The vehicle in question is an SUV with a curb weight of 5,700 pounds and a gross vehicle weight of 6,100 pounds.

  • If the tax code makes the SUV a passenger vehicle, the curb weight of 5,700 pounds limits DJ’s tax deduction to $18,000.
  • If the tax code makes the SUV a truck using the gross weight of 6,100 pounds, DJ’s deduction is $55,000.

The IRS lawyer in the appeals office tells DJ that his SUV is built on a car chassis and therefore it’s a depreciation-limited car. It does not qualify for the $55,000 deduction that DJ claimed.

Logical

If the IRS lawyer told you what he told DJ, what would you think?

Here’s what DJ thought: the lawyer is wrong. DJ is a Bradford Tax Institute member, and he remembered some article on this subject that would prove him right. And they did — he won the $55,000 deduction.

The Rule

To qualify for bonus depreciation (or Section 179 expensing), the SUV must escape the luxury vehicle depreciation limits on deductions.

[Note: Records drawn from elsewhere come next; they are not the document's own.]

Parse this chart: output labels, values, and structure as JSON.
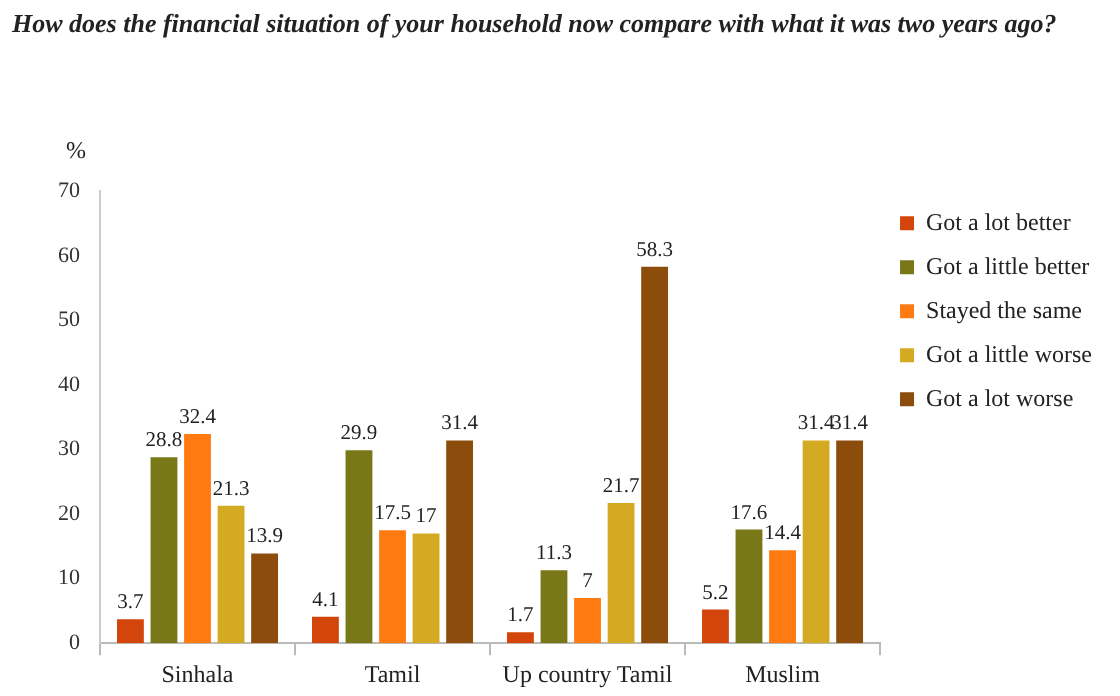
{
  "chart_data": {
    "type": "bar",
    "title": "How does the financial situation of your household now compare with what it was two years ago?",
    "ylabel": "%",
    "categories": [
      "Sinhala",
      "Tamil",
      "Up country Tamil",
      "Muslim"
    ],
    "series": [
      {
        "name": "Got a lot better",
        "color": "#d4450c",
        "values": [
          3.7,
          4.1,
          1.7,
          5.2
        ]
      },
      {
        "name": "Got a little better",
        "color": "#787818",
        "values": [
          28.8,
          29.9,
          11.3,
          17.6
        ]
      },
      {
        "name": "Stayed the same",
        "color": "#ff7b12",
        "values": [
          32.4,
          17.5,
          7,
          14.4
        ]
      },
      {
        "name": "Got a little worse",
        "color": "#d4aa22",
        "values": [
          21.3,
          17,
          21.7,
          31.4
        ]
      },
      {
        "name": "Got a lot worse",
        "color": "#8c4c0c",
        "values": [
          13.9,
          31.4,
          58.3,
          31.4
        ]
      }
    ],
    "ylim": [
      0,
      70
    ],
    "yticks": [
      0,
      10,
      20,
      30,
      40,
      50,
      60,
      70
    ],
    "data_labels": true,
    "legend": "right"
  }
}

The escape works like this:

  1. The SUV must have a gross vehicle weight rating (GVWR) of 6,001 pounds or more.
  2. Also, the SUV must be a truck under the Department of Transportation (DOT) regulations. (Using guidelines set out in DOT regulations, manufacturers label SUVs as “trucks” or “cars”).

Under the DOT rules, an SUV can qualify as a truck regardless of chassis, as explained in Does the SUV Built on a Unibody Frame Qualify for $25,000 Expensing?

As explained in the article above, many crossover vehicles and SUVs built on the car chassis qualify as trucks under the DOT regulations.

Confused for Years

The original SUVs were used on farms and built on a truck chassis for driving on bumpy fields. Today’s SUVs are used by people who drive on highways and often don’t like the rougher ride, so manufacturers tend to build them on a unibody car frame for a smoother ride.

Beginning in 2003, the term “truck chassis” caused some confusion at the IRS and among tax practitioners. The term “truck chassis” was never technically correct for defining passenger vehicles as trucks or cars.

Years ago, the IRS recognized this error, and it has removed “truck chassis” from most of its references. One example of such removal is the “truck chassis” reference in Rev. Proc. 2007-30 and the no “truck chassis” reference in Rev. Proc. 2008-22.

Ten years ago, in IRS Chief Counsel Advice, the IRS acknowledged that the truck chassis does not make a truck and that the manufacturer’s classification controls.

Takeaways

You have to think that DJ was nonplussed when, at the appeals level, the IRS lawyer raised the car chassis conundrum.

DJ could have folded. But his knowledge gave him the confidence to say. “No, let me check this before I agree.”

His result: he saved his $55,000 deduction.

As to the IRS lawyer’s error, that’s just the way he remembered it. He did not have to research it. He simply made it DJ’s problem — and DJ rose to the occasion.